Although all the plastic nets obtained by the methods according to Examples 1 and 2 and Comparative Examples 1 and 2 were strong, the plastic nets of Comparative Examples 1 and 2 were hardly wound in comparison with the plastic nets obtained in Examples 1 and 2. This is because the strands and the intersections of the latter plastic nets were made of the fiber-reinforced plastic material in which the matrix was polyester copolymer. That is, the polyester copolymer has poor flexibility compared with polyamide, and is highly compatible with polyethylene terephthalate filament so that the fiber-reinforced plastic material constituting the strands and the intersections is rigid.

[0018]

[Measurement of Intersection Strength]

A test piece consisting a total of 9 meshes, of which 3 meshes are in a longitudinal direction and 3 meshes are in a longitudinal direction, as shown in FIG. 4, was taken from the plastic nets obtained in Example 2 and Comparative Example 2. An intersection surrounded by a mark O in FIG.4 was hooked and pulled in an arrow direction and its strength (intersection strength) was measured when the intersection was broken. An autograph manufactured by Shimadzu Corporation was used as a measuring instrument and the measurement was conducted under a condition of a tensile speed of 10 cm/min. As a result, the plastic net of Example 2 had an intersection strength of 2,572 N, and that of Comparative Example 2 had an intersection strength of 2,096 N.

[0019]

[Measurement of Tensile Strength]

From the plastic nets obtained in Example 2 and Comparative Example 2, a central portion of the strands in a weft direction was cut in parallel to a warp direction to obtain a test piece as shown in FIG.5. The upper and lower ends in FIG.5 were grasped by a chuck and pulled in an arrow direction to measure a strength (tensile strength) when the strand in the warp direction was cut. An autograph manufactured by Shimadzu Corporation was used as a measuring instrument, and a measurement was conducted under conditions of a distance between the chucks of 25 cm and the tensile speed of 30 cm/min.
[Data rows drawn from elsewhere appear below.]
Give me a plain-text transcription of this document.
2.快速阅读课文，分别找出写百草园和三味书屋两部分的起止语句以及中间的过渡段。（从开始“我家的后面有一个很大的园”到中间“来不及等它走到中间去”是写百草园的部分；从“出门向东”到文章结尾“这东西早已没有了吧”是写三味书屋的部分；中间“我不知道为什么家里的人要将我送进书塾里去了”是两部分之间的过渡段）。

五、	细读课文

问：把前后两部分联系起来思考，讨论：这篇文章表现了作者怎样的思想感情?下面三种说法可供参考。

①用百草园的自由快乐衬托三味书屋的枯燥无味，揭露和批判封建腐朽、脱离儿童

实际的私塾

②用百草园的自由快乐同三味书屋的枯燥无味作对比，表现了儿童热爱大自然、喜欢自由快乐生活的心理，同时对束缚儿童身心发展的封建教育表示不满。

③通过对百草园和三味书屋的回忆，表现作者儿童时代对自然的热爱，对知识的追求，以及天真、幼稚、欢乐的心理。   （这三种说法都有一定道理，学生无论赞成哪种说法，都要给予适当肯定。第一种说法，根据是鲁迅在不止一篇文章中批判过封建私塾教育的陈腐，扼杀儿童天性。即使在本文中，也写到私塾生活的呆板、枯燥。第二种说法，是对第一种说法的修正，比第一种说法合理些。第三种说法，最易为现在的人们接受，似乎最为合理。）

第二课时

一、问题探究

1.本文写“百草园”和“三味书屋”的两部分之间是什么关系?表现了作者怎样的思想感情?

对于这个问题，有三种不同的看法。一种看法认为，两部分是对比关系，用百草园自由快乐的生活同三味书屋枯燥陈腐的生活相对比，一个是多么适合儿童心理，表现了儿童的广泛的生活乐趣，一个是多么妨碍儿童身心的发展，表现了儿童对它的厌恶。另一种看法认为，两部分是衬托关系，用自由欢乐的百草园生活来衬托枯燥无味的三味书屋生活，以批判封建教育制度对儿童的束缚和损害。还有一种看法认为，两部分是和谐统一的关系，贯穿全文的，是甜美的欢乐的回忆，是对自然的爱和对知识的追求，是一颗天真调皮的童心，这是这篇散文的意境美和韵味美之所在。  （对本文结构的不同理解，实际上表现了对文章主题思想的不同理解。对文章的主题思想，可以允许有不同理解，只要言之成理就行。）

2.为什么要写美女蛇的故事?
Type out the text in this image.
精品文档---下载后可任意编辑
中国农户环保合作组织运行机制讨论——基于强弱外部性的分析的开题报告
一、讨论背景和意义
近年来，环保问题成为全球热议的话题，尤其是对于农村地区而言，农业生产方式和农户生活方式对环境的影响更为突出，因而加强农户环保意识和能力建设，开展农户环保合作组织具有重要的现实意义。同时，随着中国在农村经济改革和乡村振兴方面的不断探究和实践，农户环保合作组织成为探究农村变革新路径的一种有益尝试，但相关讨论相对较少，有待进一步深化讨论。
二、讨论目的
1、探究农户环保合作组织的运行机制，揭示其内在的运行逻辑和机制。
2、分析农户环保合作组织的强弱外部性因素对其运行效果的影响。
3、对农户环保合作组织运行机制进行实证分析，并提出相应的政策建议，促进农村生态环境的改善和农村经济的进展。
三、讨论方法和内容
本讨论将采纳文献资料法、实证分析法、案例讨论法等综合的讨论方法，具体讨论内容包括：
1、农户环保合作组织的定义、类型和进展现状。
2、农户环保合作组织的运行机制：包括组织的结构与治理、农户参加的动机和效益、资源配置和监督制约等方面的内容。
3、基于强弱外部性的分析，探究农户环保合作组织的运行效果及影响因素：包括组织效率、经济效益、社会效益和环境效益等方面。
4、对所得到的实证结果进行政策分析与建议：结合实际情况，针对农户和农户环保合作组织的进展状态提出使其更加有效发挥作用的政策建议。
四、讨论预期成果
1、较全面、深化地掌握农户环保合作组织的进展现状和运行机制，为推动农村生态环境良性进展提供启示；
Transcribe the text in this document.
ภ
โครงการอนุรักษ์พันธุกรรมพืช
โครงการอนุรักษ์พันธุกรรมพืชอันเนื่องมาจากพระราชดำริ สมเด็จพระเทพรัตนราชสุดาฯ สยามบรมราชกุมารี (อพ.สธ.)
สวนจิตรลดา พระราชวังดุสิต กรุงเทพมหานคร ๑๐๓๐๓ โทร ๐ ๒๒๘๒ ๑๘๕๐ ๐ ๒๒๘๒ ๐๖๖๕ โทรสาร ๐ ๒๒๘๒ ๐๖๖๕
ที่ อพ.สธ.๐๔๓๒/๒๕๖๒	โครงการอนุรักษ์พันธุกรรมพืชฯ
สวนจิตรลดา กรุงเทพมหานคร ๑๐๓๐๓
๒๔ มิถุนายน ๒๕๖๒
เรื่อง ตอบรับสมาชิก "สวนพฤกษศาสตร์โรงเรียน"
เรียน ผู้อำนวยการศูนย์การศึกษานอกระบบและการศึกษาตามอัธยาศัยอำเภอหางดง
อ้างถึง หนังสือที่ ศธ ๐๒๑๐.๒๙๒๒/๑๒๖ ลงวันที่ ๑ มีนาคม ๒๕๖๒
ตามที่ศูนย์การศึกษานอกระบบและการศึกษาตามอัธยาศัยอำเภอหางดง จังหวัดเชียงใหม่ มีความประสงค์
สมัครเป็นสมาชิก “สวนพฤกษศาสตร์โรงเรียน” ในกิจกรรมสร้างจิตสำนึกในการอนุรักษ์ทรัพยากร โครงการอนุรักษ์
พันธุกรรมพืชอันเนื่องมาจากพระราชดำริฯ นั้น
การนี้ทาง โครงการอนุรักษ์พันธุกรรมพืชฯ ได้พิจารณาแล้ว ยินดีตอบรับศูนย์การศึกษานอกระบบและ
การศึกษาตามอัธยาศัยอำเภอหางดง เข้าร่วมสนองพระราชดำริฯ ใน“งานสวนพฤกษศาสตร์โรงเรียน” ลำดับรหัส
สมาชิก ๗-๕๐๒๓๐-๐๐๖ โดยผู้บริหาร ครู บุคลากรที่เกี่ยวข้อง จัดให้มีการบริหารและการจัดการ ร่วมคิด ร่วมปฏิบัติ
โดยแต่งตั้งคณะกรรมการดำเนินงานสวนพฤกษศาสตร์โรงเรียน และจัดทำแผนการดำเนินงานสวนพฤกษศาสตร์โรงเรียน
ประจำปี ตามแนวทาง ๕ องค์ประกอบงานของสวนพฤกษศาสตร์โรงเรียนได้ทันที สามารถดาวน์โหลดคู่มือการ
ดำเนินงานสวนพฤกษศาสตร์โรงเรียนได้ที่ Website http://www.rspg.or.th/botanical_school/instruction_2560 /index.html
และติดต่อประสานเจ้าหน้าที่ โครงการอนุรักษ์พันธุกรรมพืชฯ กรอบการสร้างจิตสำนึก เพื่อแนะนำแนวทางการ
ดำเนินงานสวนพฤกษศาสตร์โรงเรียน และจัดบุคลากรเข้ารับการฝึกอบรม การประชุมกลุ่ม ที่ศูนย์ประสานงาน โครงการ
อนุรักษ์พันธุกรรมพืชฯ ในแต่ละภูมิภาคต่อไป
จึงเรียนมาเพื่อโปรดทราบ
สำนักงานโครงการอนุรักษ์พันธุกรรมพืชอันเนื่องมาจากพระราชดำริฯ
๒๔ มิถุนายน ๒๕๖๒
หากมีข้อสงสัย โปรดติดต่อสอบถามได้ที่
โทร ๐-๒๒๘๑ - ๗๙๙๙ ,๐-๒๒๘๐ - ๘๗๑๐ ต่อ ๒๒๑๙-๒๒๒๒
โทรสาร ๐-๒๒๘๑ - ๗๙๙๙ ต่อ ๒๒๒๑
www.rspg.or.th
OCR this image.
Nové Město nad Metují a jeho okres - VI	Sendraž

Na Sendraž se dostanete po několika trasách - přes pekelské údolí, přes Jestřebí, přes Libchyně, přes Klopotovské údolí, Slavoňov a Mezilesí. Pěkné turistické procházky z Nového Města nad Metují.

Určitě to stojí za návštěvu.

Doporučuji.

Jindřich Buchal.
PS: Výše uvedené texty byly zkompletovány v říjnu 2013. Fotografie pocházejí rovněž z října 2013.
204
As a result, the plastic net of Example 2 had a tensile strength of 1,904 N, and that of Comparative Example 2 had a tensile strength of 1,713 N.

Claims

WHAT IS CLAIMED IS:

1. A method for manufacturing a fishing net, the method comprising: a step of preparing a multifilament yarn formed by bundling a plurality of core-sheath type composite filaments, wherein a core component is made of polyamide B and a sheath component is made of polyamide A having a melting point lower than the polyamide B, a mass ratio of the core component and the sheath component being core component : sheath component = 1 to 3 : 1, a step of obtaining a net constructed with strands and intersections, using a yarn thread obtained by paralleling a plurality of the multifilament yarns, a step of heat-treating the net to melt the sheath component of the yarn threads constituting the strands and the intersections, followed by solidifying, thus obtaining a plastic net constructed with solidified strands and solidified intersections, in which the core component is existent as an initial fiber form in a matrix formed of the sheath component; and

a step of forming the fishing net using the plastic net.

2. The method according to claim 1, wherein a net is obtained by either twisting a plurality of the yarn threads to obtain a net constructed with strands and intersections, or braiding the plurality of the yarn threads to obtain a net constructed with strands and intersections.

3. The method according to claim 1, wherein the plurality of the yarn threads are twisted when braided.

4. The method according to claim 1 or 2, wherein the heat-treating is conducted without pressure.

5. The method according to claim 1, wherein the intersections are knotless.